Answer: I am pleased to provide you with information regarding organic post harvest handling procedures for your vegetables.
Peroxyacetic acid (PAA, also called peracetic acid), in combination with hydrogen peroxide, is a popular alternative to chlorine that is allowed in organic production. Like chlorine, PAA performs well in water dump tanks and water flumes. However the treatments result in safer byproducts than chlorine treatments. The disinfection performance of PAA is comparable to chlorine and ozone. To maximize effectiveness, PAA should be maintained at a level of 80 ppm in the wash water. A post-treatment wash with clean water is required for organic standards after a disinfection treatment with PAA.
There is a good publication on this topic available on E-Organic, the Extension online portal for organic information. The title of the publication is:
“Approved chemicals for use in organic postharvest systems: In Wholesale Success: a farmer's guide to selling, postharvest handling, and packing produce (Midwest edition).” Silva, E. 2008.
An excerpt from this publication lists organically approved cleaners and sanitizers. I have pasted this list below.
Other Allowed Cleaners and Sanitizers (Suslow, 2000).
• Acetic acid. Allowed as a cleanser or sanitizer. Vinegar used as an ingredient must be from an organic source.
• Alcohol, Ethyl. Allowed as a disinfectant. To be used as an ingredient, the alcohol must be from an organic source.
• Alcohol, Isopropyl. May be used as a disinfectant under restricted conditions.
• Bleach. Calcium hypochlorite, sodium hypochlorite and chlorine dioxide are allowed as a sanitizer for water and food contact surfaces.
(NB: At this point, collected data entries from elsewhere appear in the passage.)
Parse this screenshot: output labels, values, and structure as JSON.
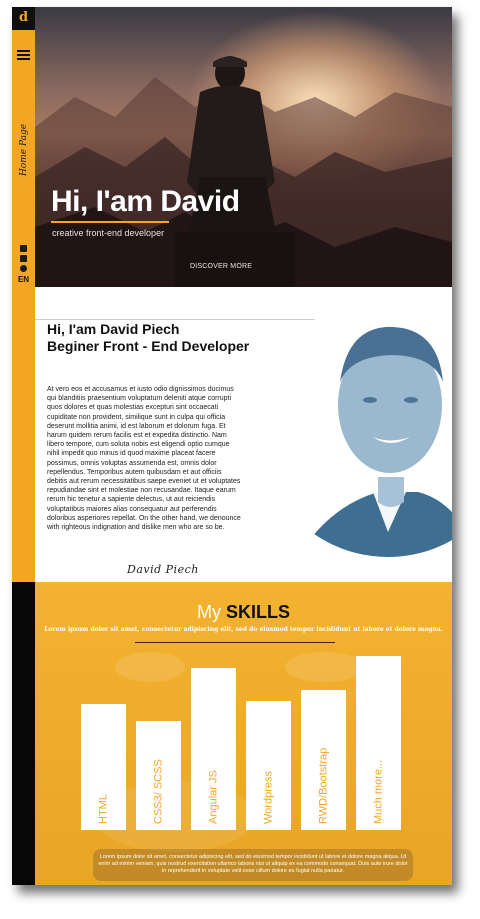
{
  "sidebar": {
    "logo": "d",
    "home_label": "Home Page",
    "social_icons": [
      "youtube-icon",
      "linkedin-icon",
      "github-icon"
    ],
    "lang": "EN"
  },
  "hero": {
    "title": "Hi, I'am David",
    "subtitle": "creative front-end developer",
    "discover": "DISCOVER MORE"
  },
  "about": {
    "title_line1": "Hi, I'am David Piech",
    "title_line2": "Beginer Front - End Developer",
    "body": "At vero eos et accusamus et iusto odio dignissimos ducimus qui blanditiis praesentium voluptatum deleniti atque corrupti quos dolores et quas molestias excepturi sint occaecati cupiditate non provident, similique sunt in culpa qui officia deserunt mollitia animi, id est laborum et dolorum fuga. Et harum quidem rerum facilis est et expedita distinctio. Nam libero tempore, cum soluta nobis est eligendi optio cumque nihil impedit quo minus id quod maxime placeat facere possimus, omnis voluptas assumenda est, omnis dolor repellendus. Temporibus autem quibusdam et aut officiis debitis aut rerum necessitatibus saepe eveniet ut et voluptates repudiandae sint et molestiae non recusandae. Itaque earum rerum hic tenetur a sapiente delectus, ut aut reiciendis voluptatibus maiores alias consequatur aut perferendis doloribus asperiores repellat. On the other hand, we denounce with righteous indignation and dislike men who are so be.",
    "signature": "David Piech"
  },
  "skills": {
    "title_my": "My",
    "title_skills": "SKILLS",
    "subtitle": "Lorem ipsum dolor sit amet, consectetur adipiscing elit, sed do eiusmod tempor incididunt ut labore et dolore magna.",
    "footer": "Lorem ipsum dolor sit amet, consectetur adipiscing elit, sed do eiusmod tempor incididunt ut labore et dolore magna aliqua. Ut enim ad minim veniam, quis nostrud exercitation ullamco laboris nisi ut aliquip ex ea commodo consequat. Duis aute irure dolor in reprehenderit in voluptate velit esse cillum dolore eu fugiat nulla pariatur.",
    "accent": "#f2a623"
  },
  "chart_data": {
    "type": "bar",
    "categories": [
      "HTML",
      "CSS3/ SCSS",
      "Angular JS",
      "Wordpress",
      "RWD/Bootstrap",
      "Much more..."
    ],
    "values": [
      0.45,
      0.39,
      0.58,
      0.46,
      0.5,
      0.62
    ]
  }
}
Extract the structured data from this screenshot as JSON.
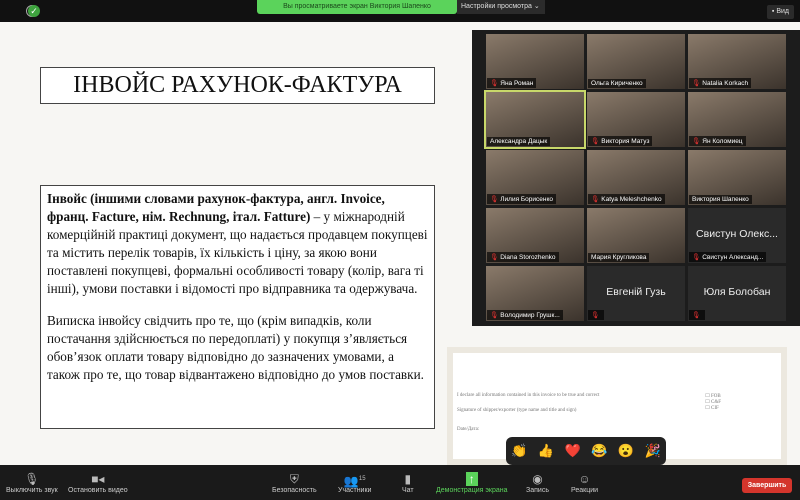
{
  "topbar": {
    "banner": "Вы просматриваете экран Виктория Шапенко",
    "view_options": "Настройки просмотра ⌄",
    "view": "Вид"
  },
  "slide": {
    "title": "ІНВОЙС РАХУНОК-ФАКТУРА",
    "para1_bold": "Інвойс (іншими словами рахунок-фактура, англ. Invoice, франц. Facture,  нім. Rechnung, італ. Fatture)",
    "para1_rest": " – у міжнародній комерційній практиці документ, що надається продавцем покупцеві та містить перелік товарів, їх кількість і ціну, за якою вони поставлені покупцеві, формальні особливості товару (колір, вага ті інші), умови поставки і відомості про відправника та одержувача.",
    "para2": "Виписка інвойсу свідчить про те, що (крім випадків, коли постачання здійснюється по передоплаті) у покупця з’являється обов’язок оплати товару відповідно до зазначених умовами, а також про те, що товар відвантажено відповідно до умов поставки.",
    "form_line1": "I declare all information contained in this invoice to be true and correct",
    "form_line2": "Signature of shipper/exporter (type name and title and sign)",
    "form_line3": "Date/Дата:",
    "form_terms": [
      "FOB",
      "C&F",
      "CIF"
    ]
  },
  "participants": [
    {
      "name": "Яна Роман",
      "muted": true,
      "video": true
    },
    {
      "name": "Ольга Кириченко",
      "muted": false,
      "video": true
    },
    {
      "name": "Natalia Korkach",
      "muted": true,
      "video": true
    },
    {
      "name": "Александра Дацык",
      "muted": false,
      "video": true,
      "active": true
    },
    {
      "name": "Виктория Матуз",
      "muted": true,
      "video": true
    },
    {
      "name": "Ян Коломиец",
      "muted": true,
      "video": true
    },
    {
      "name": "Лилия Борисенко",
      "muted": true,
      "video": true
    },
    {
      "name": "Katya Meleshchenko",
      "muted": true,
      "video": true
    },
    {
      "name": "Виктория Шапенко",
      "muted": false,
      "video": true
    },
    {
      "name": "Diana Storozhenko",
      "muted": true,
      "video": true
    },
    {
      "name": "Мария Кругликова",
      "muted": false,
      "video": true
    },
    {
      "name": "Свистун Александ...",
      "big": "Свистун Олекс...",
      "muted": true,
      "video": false
    },
    {
      "name": "Володимир Грушк...",
      "muted": true,
      "video": true
    },
    {
      "name": "",
      "big": "Евгеній Гузь",
      "muted": true,
      "video": false
    },
    {
      "name": "",
      "big": "Юля Болобан",
      "muted": true,
      "video": false
    }
  ],
  "reactions": [
    "👏",
    "👍",
    "❤️",
    "😂",
    "😮",
    "🎉"
  ],
  "toolbar": {
    "mute": "Выключить звук",
    "video": "Остановить видео",
    "security": "Безопасность",
    "participants": "Участники",
    "participants_count": "15",
    "chat": "Чат",
    "share": "Демонстрация экрана",
    "record": "Запись",
    "reactions": "Реакции",
    "end": "Завершить"
  },
  "colors": {
    "share_green": "#5bd35b",
    "end_red": "#d4352c",
    "active_speaker": "#c8d86a"
  }
}
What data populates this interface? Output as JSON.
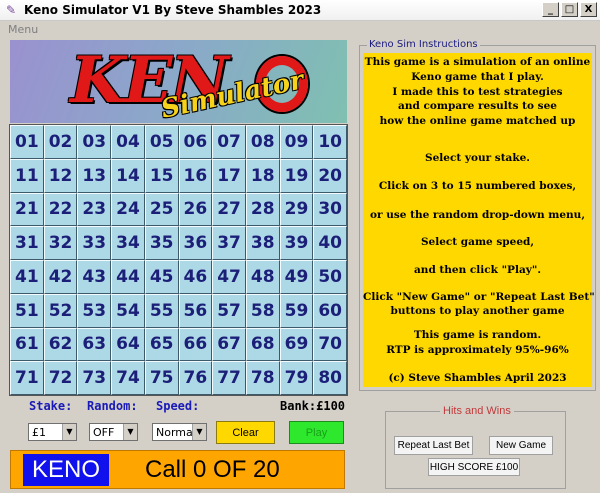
{
  "window": {
    "title": "Keno Simulator V1 By Steve Shambles 2023",
    "minimize": "_",
    "maximize": "□",
    "close": "X"
  },
  "menu": {
    "label": "Menu"
  },
  "logo": {
    "word": "KEN",
    "sub": "Simulator"
  },
  "grid": {
    "numbers": [
      "01",
      "02",
      "03",
      "04",
      "05",
      "06",
      "07",
      "08",
      "09",
      "10",
      "11",
      "12",
      "13",
      "14",
      "15",
      "16",
      "17",
      "18",
      "19",
      "20",
      "21",
      "22",
      "23",
      "24",
      "25",
      "26",
      "27",
      "28",
      "29",
      "30",
      "31",
      "32",
      "33",
      "34",
      "35",
      "36",
      "37",
      "38",
      "39",
      "40",
      "41",
      "42",
      "43",
      "44",
      "45",
      "46",
      "47",
      "48",
      "49",
      "50",
      "51",
      "52",
      "53",
      "54",
      "55",
      "56",
      "57",
      "58",
      "59",
      "60",
      "61",
      "62",
      "63",
      "64",
      "65",
      "66",
      "67",
      "68",
      "69",
      "70",
      "71",
      "72",
      "73",
      "74",
      "75",
      "76",
      "77",
      "78",
      "79",
      "80"
    ]
  },
  "controls": {
    "stake_label": "Stake:",
    "random_label": "Random:",
    "speed_label": "Speed:",
    "bank": "Bank:£100",
    "stake_value": "£1",
    "random_value": "OFF",
    "speed_value": "Normal",
    "clear": "Clear",
    "play": "Play"
  },
  "status": {
    "keno": "KENO",
    "call": "Call 0 OF 20"
  },
  "instructions": {
    "title": "Keno Sim Instructions",
    "lines": [
      "This game is a simulation of an online",
      "Keno game that I play.",
      "I made this to test strategies",
      "and compare results to see",
      "how the online game matched up",
      "Select your stake.",
      "Click on 3 to 15 numbered boxes,",
      "or use the random drop-down menu,",
      "Select game speed,",
      "and then click \"Play\".",
      "Click \"New Game\" or \"Repeat Last Bet\"",
      "buttons to play another game",
      "This game is random.",
      "RTP is approximately 95%-96%",
      "(c) Steve Shambles April 2023"
    ]
  },
  "hits": {
    "title": "Hits and Wins",
    "repeat": "Repeat Last Bet",
    "new_game": "New  Game",
    "high_score": "HIGH SCORE £100"
  }
}
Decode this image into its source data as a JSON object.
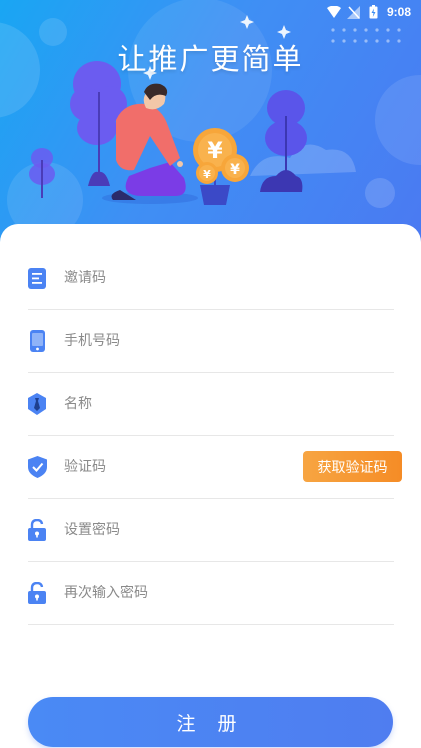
{
  "status": {
    "time": "9:08"
  },
  "hero": {
    "title": "让推广更简单"
  },
  "form": {
    "invite_placeholder": "邀请码",
    "phone_placeholder": "手机号码",
    "name_placeholder": "名称",
    "code_placeholder": "验证码",
    "get_code_label": "获取验证码",
    "password_placeholder": "设置密码",
    "confirm_password_placeholder": "再次输入密码",
    "register_label": "注 册"
  },
  "icons": {
    "invite": "document-icon",
    "phone": "phone-icon",
    "name": "tie-icon",
    "code": "shield-check-icon",
    "password": "unlock-icon",
    "confirm_password": "unlock-icon"
  },
  "colors": {
    "accent": "#4b7ff2",
    "orange": "#f5962e",
    "divider": "#e7e7e7"
  }
}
Product (fresh produce) wash water treated with chlorine compounds as a disinfectant cannot exceed 4ppm residual chlorine measured downstream of product contact.
• Detergents. Allowed as equipment cleaners. Also includes surfactants and wetting agents. All products must be evaluated on a case-by-case basis.
• Hydrogen peroxide. Allowed as a water and surface disinfectant.
• Ozone. Considered GRAS (Generally Regarded As Safe) for produce and equipment disinfection. This is typically cost prohibitive for most producers, however. Exposure limits for worker safety apply.
• Peroxyacetic acid. Water and fruit and vegetable surface disinfectant. (1)
Also refer to the publication “Postharvest handling for organic crops.” It oultlines some the above requirements in more detail.
We encourage all of our clients to check with their certifier to insure a specific sanitation product is allowable by the national organic standards.
Silva, E. 2008. Approved chemicals for use in organic postharvest systems: In Wholesale success: a farmer's guide to selling, postharvest handling, and packing produce (Midwest edition).” E-Extension. http://www.extension.org/article/18355
Suslow, T.V. 2000. Postharvest handling for organic crops. Organic Vegetable Production in California Series. Pub. 7254. University of California Davis.
Editor's note: this was written in 2000 and some of the information is no longer accurate. Check with your certifier before using any product.